Aus zahlreichen Innenhöfen schallt Musik, die Gassen und Winkel präsentieren neben Spargel auch den Temperaturen angemessene exotische Cocktails. Eine Künstlermeile ist eingerichtet. Eine Spinne krabbelt über das Pflaster und verschreckt einzelne Kinder. Der Holzschnitzer Torald Wendt sägt und fräst in höllischem Tempo tierische Holzfiguren wie Eulen und Hunde. ,,Wir wollen hier in Beelitz was Neues etablieren", sagt Philipp Röbke von der Agentur Elements of Minds. Zur Profilierung habe die Agentur mit der Stadt gemeinsam auch eine ,,kulinarische Insel" in der Altstadt aufgebaut. Zu den Neuerungen zählt neben den künstlerischen und kunsthandwerklichen Aspekten vor allem das Musikprogramm: Junge Gruppen und Generationen sollen angesprochen werden, jüngere als jene, die vor der Hauptbühne an der Kirche mitsingen. Bereits am Freitagabend hatten rund 400 Jugendliche die Potsdamer Spaßrocker von „Hasenscheisse“ beklatscht. Die hatten unlängst beim „Rock in Caputh“ ein Vielfaches dieser Zuhörerschaft erreicht – unter sengender Sonne und Bierseligkeit mit ihrem Gassenhauer ,,Bernd am Grill".

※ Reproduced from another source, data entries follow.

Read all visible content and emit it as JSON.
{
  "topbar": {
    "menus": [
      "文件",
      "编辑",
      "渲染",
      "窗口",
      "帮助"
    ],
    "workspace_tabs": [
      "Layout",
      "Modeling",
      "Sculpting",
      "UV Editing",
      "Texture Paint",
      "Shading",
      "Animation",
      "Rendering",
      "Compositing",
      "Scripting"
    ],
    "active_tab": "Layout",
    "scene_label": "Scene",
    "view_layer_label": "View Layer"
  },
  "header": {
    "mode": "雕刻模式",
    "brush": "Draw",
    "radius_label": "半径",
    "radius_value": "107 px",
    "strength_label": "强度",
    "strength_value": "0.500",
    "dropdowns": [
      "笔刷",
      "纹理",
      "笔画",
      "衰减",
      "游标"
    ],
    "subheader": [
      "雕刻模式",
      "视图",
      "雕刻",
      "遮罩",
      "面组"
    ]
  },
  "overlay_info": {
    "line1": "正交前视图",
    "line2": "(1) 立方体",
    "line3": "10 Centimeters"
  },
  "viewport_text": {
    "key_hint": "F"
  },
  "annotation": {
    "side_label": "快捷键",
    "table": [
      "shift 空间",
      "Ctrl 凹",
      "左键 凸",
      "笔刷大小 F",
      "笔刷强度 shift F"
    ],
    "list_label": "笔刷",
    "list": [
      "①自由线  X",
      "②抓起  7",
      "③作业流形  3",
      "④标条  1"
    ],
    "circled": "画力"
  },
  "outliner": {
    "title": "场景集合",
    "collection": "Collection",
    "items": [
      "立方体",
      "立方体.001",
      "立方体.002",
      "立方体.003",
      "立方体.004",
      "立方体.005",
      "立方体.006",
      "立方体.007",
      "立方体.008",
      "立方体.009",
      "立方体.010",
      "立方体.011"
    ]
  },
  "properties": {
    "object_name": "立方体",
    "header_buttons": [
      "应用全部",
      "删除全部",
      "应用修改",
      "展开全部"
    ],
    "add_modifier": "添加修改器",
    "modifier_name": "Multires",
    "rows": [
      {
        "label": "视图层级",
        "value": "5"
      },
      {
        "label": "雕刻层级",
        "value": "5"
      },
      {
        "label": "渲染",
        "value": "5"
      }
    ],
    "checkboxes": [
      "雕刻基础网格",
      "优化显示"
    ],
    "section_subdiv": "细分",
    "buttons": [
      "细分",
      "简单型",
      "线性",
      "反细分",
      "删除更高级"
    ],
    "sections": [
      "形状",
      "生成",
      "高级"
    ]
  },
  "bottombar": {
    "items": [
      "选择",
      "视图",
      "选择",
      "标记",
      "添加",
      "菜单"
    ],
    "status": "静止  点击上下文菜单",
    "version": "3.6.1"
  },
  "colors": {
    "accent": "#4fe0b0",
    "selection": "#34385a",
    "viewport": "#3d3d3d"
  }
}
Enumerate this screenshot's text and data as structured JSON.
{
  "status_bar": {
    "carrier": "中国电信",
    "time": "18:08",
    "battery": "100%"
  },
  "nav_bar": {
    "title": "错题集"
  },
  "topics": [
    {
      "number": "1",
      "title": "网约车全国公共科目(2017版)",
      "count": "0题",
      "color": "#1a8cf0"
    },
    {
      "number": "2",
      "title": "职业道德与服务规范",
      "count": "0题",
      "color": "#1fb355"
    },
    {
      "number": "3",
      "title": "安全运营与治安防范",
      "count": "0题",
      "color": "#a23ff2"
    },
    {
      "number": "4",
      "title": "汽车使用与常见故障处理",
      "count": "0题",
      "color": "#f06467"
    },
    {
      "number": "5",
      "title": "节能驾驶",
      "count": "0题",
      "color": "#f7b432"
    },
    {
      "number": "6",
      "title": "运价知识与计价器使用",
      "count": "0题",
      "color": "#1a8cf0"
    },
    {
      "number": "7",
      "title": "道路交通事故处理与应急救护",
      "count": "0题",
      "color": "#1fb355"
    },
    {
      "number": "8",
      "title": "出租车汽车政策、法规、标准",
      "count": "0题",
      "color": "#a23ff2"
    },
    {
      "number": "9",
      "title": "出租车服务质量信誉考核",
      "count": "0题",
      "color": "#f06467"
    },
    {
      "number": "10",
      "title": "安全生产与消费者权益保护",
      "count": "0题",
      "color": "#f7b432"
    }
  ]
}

Wer dieses Wochenende in Beelitz auftritt, wird bejubelt. Die Dandys singen am Samstag Schlager. Nach bekannten Gassenhauern wie „Marina“ und „Marmor, Stein und Eisen bricht“ bricht auch die Zurückhaltung der Zuhörer. Während zum Sonnenuntergang die Wildecker Herzbuben vor allem die älteren Spargelstädter erobern, ziehen jüngere Besucher vorbei zur Festwiese, um hier die Ostrock-Legende City zu erleben. Allerdings ist die Stimmung hier weniger ausgelassen, und statt der erwarteten 1500 Besucher sind es keine 1000 geworden. Obwohl sich die Vorband Maila aus dem Spreewald müht – mit flotten Sprüchen über Jungs und Mädels und das allzeit schwierige Verhältnis der Geschlechter. Sängerin Jessi kommt aus dem Takt und der Funke will nicht überspringen.

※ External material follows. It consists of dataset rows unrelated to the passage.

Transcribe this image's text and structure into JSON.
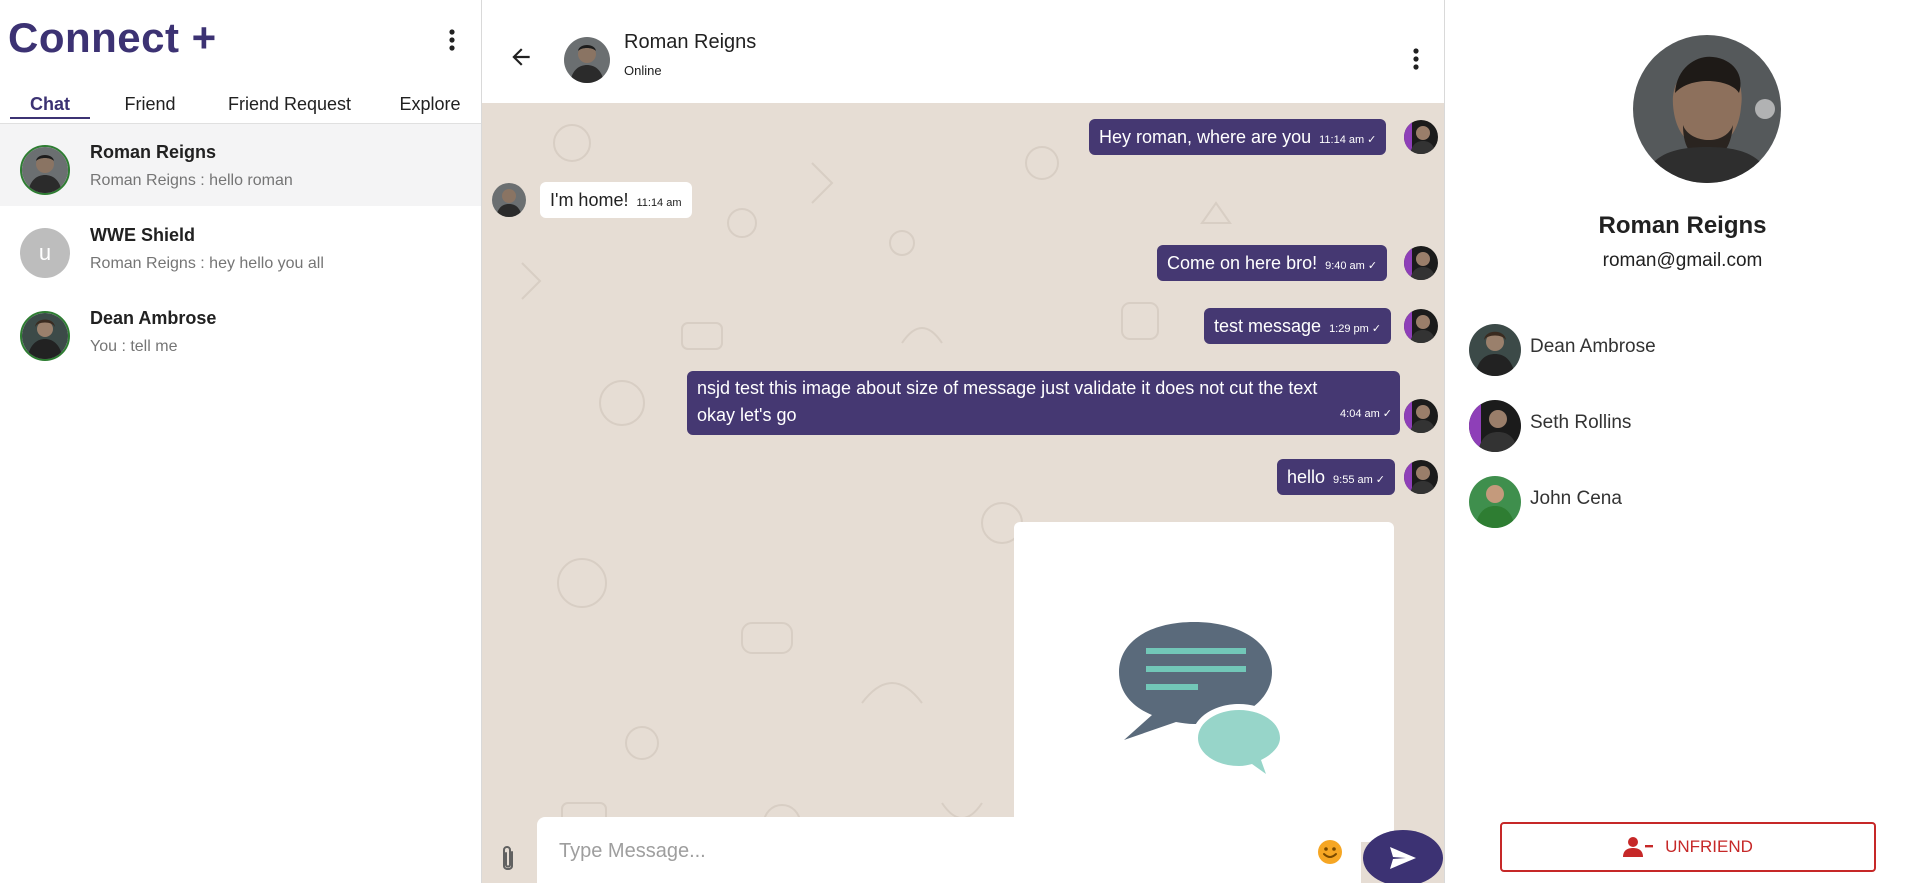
{
  "app": {
    "title": "Connect +"
  },
  "tabs": [
    {
      "label": "Chat",
      "active": true
    },
    {
      "label": "Friend",
      "active": false
    },
    {
      "label": "Friend Request",
      "active": false
    },
    {
      "label": "Explore",
      "active": false
    }
  ],
  "chat_list": [
    {
      "name": "Roman Reigns",
      "last_message": "Roman Reigns : hello roman",
      "avatar": "photo",
      "active": true
    },
    {
      "name": "WWE Shield",
      "last_message": "Roman Reigns : hey hello you all",
      "avatar_letter": "u",
      "active": false
    },
    {
      "name": "Dean Ambrose",
      "last_message": "You : tell me",
      "avatar": "photo",
      "active": false
    }
  ],
  "chat_header": {
    "name": "Roman Reigns",
    "status": "Online"
  },
  "messages": [
    {
      "direction": "out",
      "text": "Hey roman, where are you",
      "time": "11:14 am",
      "status": "✓"
    },
    {
      "direction": "in",
      "text": "I'm home!",
      "time": "11:14 am"
    },
    {
      "direction": "out",
      "text": "Come on here bro!",
      "time": "9:40 am",
      "status": "✓"
    },
    {
      "direction": "out",
      "text": "test message",
      "time": "1:29 pm",
      "status": "✓"
    },
    {
      "direction": "out",
      "text": "nsjd test this image about size of message just validate it does not cut the text okay let's go",
      "time": "4:04 am",
      "status": "✓"
    },
    {
      "direction": "out",
      "text": "hello",
      "time": "9:55 am",
      "status": "✓"
    },
    {
      "direction": "out",
      "type": "image",
      "image": "chat-bubbles-illustration"
    }
  ],
  "composer": {
    "placeholder": "Type Message..."
  },
  "profile": {
    "name": "Roman Reigns",
    "email": "roman@gmail.com",
    "friends": [
      {
        "name": "Dean Ambrose"
      },
      {
        "name": "Seth Rollins"
      },
      {
        "name": "John Cena"
      }
    ],
    "unfriend_label": "UNFRIEND"
  },
  "colors": {
    "brand": "#3c3273",
    "outgoing_bubble": "#453872",
    "chat_background": "#e6ddd4",
    "danger": "#c62828",
    "active_row": "#f4f4f5"
  },
  "icons": [
    "more-vert-icon",
    "back-arrow-icon",
    "attach-icon",
    "emoji-icon",
    "send-icon",
    "remove-user-icon"
  ]
}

Kurz vor Mitternacht kündigen Glockenschläge vom Tonband das Feuerwerk an – und schon leuchtet der Beelitzer Himmel bunt. Blaue und orangene Sterne funkeln über der Nieplitz, die Laupenpieper haben es sich bequem gemacht. Zaungäste staunen mit. „Schönes Feuerwerk“, raunen die Pärchen. Die letzten Funken verglimmen wie Glühwürmchen. Applaus für die Veranstalter.
Mitternacht naht, City spielt sich ein. Das Programm ist durchkomponiert, es beginnt rockig, die Rufe nach „Casablanca“ bleiben einstweilen ungehört. Während vor der Kirche „Herzilein“ und heile Welt geschehen, lebt auf der Festwiese die Friedensbewegung neu auf. Die Politiker ringen um Ansehen, sagt Sänger Toni Krahl. Mit der Wahrheit hätten sie wohl ihre Schwierigkeiten. „Sag mir, wo die Blumen sind“, stimmt er in einer Rockversion an, dann folgt akustisch „Die Antwort weiß ganz allein der Wind“. Nach dieser politischen Aussage stimmt nun auch City in die Bierseligkeit ein, folgt den Wünschen der Fans – und spielt die Hits aus drei Jahrzehnten Rockgeschichte.